I came across this one particular quote and it said, “No, please don’t cry, you won’t always feel this broken.” When I saw the, “Please don’t cry,” it spoke to me. I was like, “Damn, that’s it,” for multiple reasons. I love the quote for the space that I was in, and as hard as I was hurting, I had to let myself know, “You’ll get on the other side of how you feel right now, you just in the fire of it.”
But that was just the surface. My friends helped me too. They had to put up a mirror for me. They were like, “Yo Rap, this next project, you have to show people that you’re human, that you feel anger, that you feel sadness, that you’ve been in love, that you’ve been heartbroken, that you like to laugh, because you’re so guarded.” That’s, again, the beauty of friendship and village. They put the mirror up for you. I had to look back, and I was like, “Man, I have been really guarded.”

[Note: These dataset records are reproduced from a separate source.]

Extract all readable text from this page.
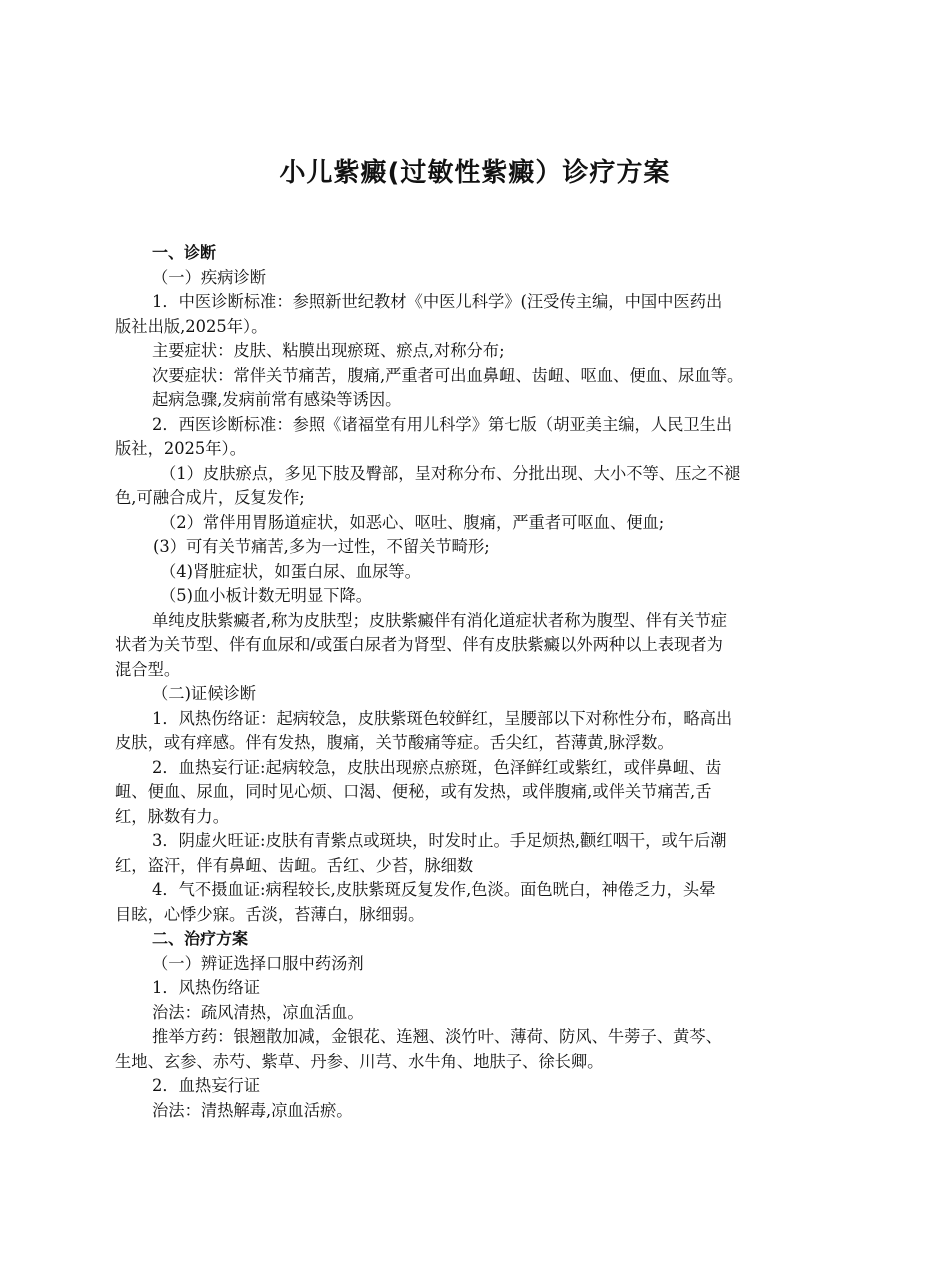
小儿紫癜(过敏性紫癜）诊疗方案

一、诊断

（一）疾病诊断

1．中医诊断标准：参照新世纪教材《中医儿科学》(汪受传主编，中国中医药出

版社出版,2025年）。

主要症状：皮肤、粘膜出现瘀斑、瘀点,对称分布;

次要症状：常伴关节痛苦，腹痛,严重者可出血鼻衄、齿衄、呕血、便血、尿血等。

起病急骤,发病前常有感染等诱因。

2．西医诊断标准：参照《诸福堂有用儿科学》第七版（胡亚美主编，人民卫生出

版社，2025年）。

（1）皮肤瘀点，多见下肢及臀部，呈对称分布、分批出现、大小不等、压之不褪

色,可融合成片，反复发作;

（2）常伴用胃肠道症状，如恶心、呕吐、腹痛，严重者可呕血、便血;

(3）可有关节痛苦,多为一过性，不留关节畸形;

（4)肾脏症状，如蛋白尿、血尿等。

（5)血小板计数无明显下降。

单纯皮肤紫癜者,称为皮肤型；皮肤紫癜伴有消化道症状者称为腹型、伴有关节症

状者为关节型、伴有血尿和/或蛋白尿者为肾型、伴有皮肤紫癜以外两种以上表现者为

混合型。

（二)证候诊断

1．风热伤络证：起病较急，皮肤紫斑色较鲜红，呈腰部以下对称性分布，略高出

皮肤，或有痒感。伴有发热，腹痛，关节酸痛等症。舌尖红，苔薄黄,脉浮数。

2．血热妄行证:起病较急，皮肤出现瘀点瘀斑，色泽鲜红或紫红，或伴鼻衄、齿

衄、便血、尿血，同时见心烦、口渴、便秘，或有发热，或伴腹痛,或伴关节痛苦,舌

红，脉数有力。

3．阴虚火旺证:皮肤有青紫点或斑块，时发时止。手足烦热,颧红咽干，或午后潮

红，盗汗，伴有鼻衄、齿衄。舌红、少苔，脉细数

4．气不摄血证:病程较长,皮肤紫斑反复发作,色淡。面色晄白，神倦乏力，头晕

目眩，心悸少寐。舌淡，苔薄白，脉细弱。

二、治疗方案

（一）辨证选择口服中药汤剂

1．风热伤络证

治法：疏风清热，凉血活血。

推举方药：银翘散加减，金银花、连翘、淡竹叶、薄荷、防风、牛蒡子、黄芩、

生地、玄参、赤芍、紫草、丹参、川芎、水牛角、地肤子、徐长卿。

2．血热妄行证

治法：清热解毒,凉血活瘀。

We’ve spoken in this interview, because of the world that we live in, I was protecting my peace. So emotionally, I was like, “I don’t like to show people my cards, and the emotion within me.” But, why not? Because we’re all human and we all feel. So many artists have given me permission, even though I didn’t listen at that time. I understand it now. I listened to Lauryn Hill’s Unplugged so much, and I hear it in a different way then I did when it first came out, because I have experienced things, I have new eyes, I have new awareness, new clarity. Man, that album helped give me permission to make this one. The album I’m making, I hope gives people permission too to allow themselves to be human, to feel all their emotions.
It’s called Please Don’t Cry, but the whole album is why you should cry. Cry because your heart is broken, it’s okay. But, also cry because you’re laughing at something that’s so funny with your friends, the tears are rolling and you can’t even talk. When I get mad, I cry when I’m mad because if I don’t, I’m going to say something that I’m probably going to regret once I calm down. So, that’s how I keep myself from going over the edge. You’re either going to get cussed out or you’re going to get some tears, so I’m going to stick with it. This is what being a human is about, and this is just a part of living and experiencing things.